I got the pro acct. as it allows me to sell my photos plus 100/ per year for all the service+hosting is a pretty good deal.
They also have several type of accts including a free one.
You can try them for free for 2 weeks and then decide to keep it or not.
If you stay you can use my coupon code ( 56Y-ABC-XTM ) to save 10%.

*http://atlanticpicture.com/*


----------



## distant.star (Feb 28, 2012)

I've used Smugmug for several years now; no complaints.

I like what I see with people using Zenfolio; I'd certainly explore there.
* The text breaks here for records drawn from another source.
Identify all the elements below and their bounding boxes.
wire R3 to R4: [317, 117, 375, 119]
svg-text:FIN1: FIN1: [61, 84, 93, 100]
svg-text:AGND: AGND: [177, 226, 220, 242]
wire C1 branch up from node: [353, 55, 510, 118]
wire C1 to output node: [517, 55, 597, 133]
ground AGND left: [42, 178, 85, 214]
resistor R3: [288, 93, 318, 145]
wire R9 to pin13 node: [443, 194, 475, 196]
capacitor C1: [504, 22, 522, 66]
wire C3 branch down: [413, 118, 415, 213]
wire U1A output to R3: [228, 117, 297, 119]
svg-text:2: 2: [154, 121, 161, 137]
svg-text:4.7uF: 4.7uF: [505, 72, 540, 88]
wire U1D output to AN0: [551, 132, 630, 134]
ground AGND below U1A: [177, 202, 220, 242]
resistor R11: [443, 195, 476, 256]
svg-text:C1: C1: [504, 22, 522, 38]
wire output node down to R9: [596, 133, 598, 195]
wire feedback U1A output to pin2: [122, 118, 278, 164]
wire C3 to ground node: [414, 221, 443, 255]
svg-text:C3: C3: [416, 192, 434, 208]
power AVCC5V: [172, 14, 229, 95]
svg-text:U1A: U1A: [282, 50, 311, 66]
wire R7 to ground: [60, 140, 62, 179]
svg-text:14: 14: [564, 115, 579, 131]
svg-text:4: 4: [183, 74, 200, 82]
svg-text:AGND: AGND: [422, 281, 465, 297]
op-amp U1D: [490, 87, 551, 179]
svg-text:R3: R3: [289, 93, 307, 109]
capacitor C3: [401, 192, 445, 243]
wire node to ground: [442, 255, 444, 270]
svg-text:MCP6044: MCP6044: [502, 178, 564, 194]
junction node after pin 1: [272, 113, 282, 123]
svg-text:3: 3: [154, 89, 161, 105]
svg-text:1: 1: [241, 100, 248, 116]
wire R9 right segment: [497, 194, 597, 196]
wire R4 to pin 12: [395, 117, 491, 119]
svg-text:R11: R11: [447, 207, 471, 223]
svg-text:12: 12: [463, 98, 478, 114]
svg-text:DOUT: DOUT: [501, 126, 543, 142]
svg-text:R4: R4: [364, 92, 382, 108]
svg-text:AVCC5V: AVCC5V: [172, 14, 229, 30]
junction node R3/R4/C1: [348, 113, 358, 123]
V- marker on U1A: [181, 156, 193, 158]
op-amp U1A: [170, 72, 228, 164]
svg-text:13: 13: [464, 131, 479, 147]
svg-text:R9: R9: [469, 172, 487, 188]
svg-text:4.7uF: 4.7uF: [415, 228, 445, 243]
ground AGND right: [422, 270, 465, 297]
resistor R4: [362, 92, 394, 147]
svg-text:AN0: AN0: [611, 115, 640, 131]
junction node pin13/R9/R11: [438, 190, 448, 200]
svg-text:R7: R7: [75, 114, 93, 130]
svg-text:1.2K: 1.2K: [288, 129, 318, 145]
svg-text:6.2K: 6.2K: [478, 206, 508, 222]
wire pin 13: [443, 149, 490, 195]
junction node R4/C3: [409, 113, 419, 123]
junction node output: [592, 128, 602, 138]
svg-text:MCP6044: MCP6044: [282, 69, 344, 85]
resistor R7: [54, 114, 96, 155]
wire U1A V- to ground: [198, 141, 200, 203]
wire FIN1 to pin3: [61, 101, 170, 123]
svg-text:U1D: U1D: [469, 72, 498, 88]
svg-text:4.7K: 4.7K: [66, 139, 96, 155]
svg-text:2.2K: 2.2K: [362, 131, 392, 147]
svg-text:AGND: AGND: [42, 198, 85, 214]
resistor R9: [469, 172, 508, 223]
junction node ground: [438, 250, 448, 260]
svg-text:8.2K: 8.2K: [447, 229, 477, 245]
As for Wordpress, that might be an option. I use them for my Web log -- just rants, not much visually. But Wordpress seems pretty aggressive, and I'd be surprised if they weren't getting into visual storage/presentation.


----------



## JavaBean (Feb 29, 2012)

Zenfolio and SmugMug are awesome.

Zenfolio has a handful of templates to choose from, where as SmugMug gives you the ability to modify CSS and HTML for a really personalized look. They have customizers as well that specialize in making templates for you for an affordable price so that your site is more original. The cool thing is you can try them both free for 2 weeks and decide for yourself. Here is a discount code for Smugmug http://www.phototips.biz/p/test-6.html


----------



## erakepio (Mar 5, 2012)

thanks guys.

i'm going to check out some of the ones suggested on here and see where I go from there. Made my first sale today to a local architect company that have done some major work where i live so was quite surprised, the photo itself...i didn't actually think was any good, but there we go!


----------



## BeenThere (Jun 4, 2018)

If you have an Apple computer, Sandvox is worth exploring. The SW runs on your Mac and makes it easy to build and see your web site off-line, and then publish or modify the site on your chosen web host. Really easy with no HTML experience required, although you can coustomize with Personal coding if desired. Explore on the Sandvox web site.
I set up my site with this SW.


----------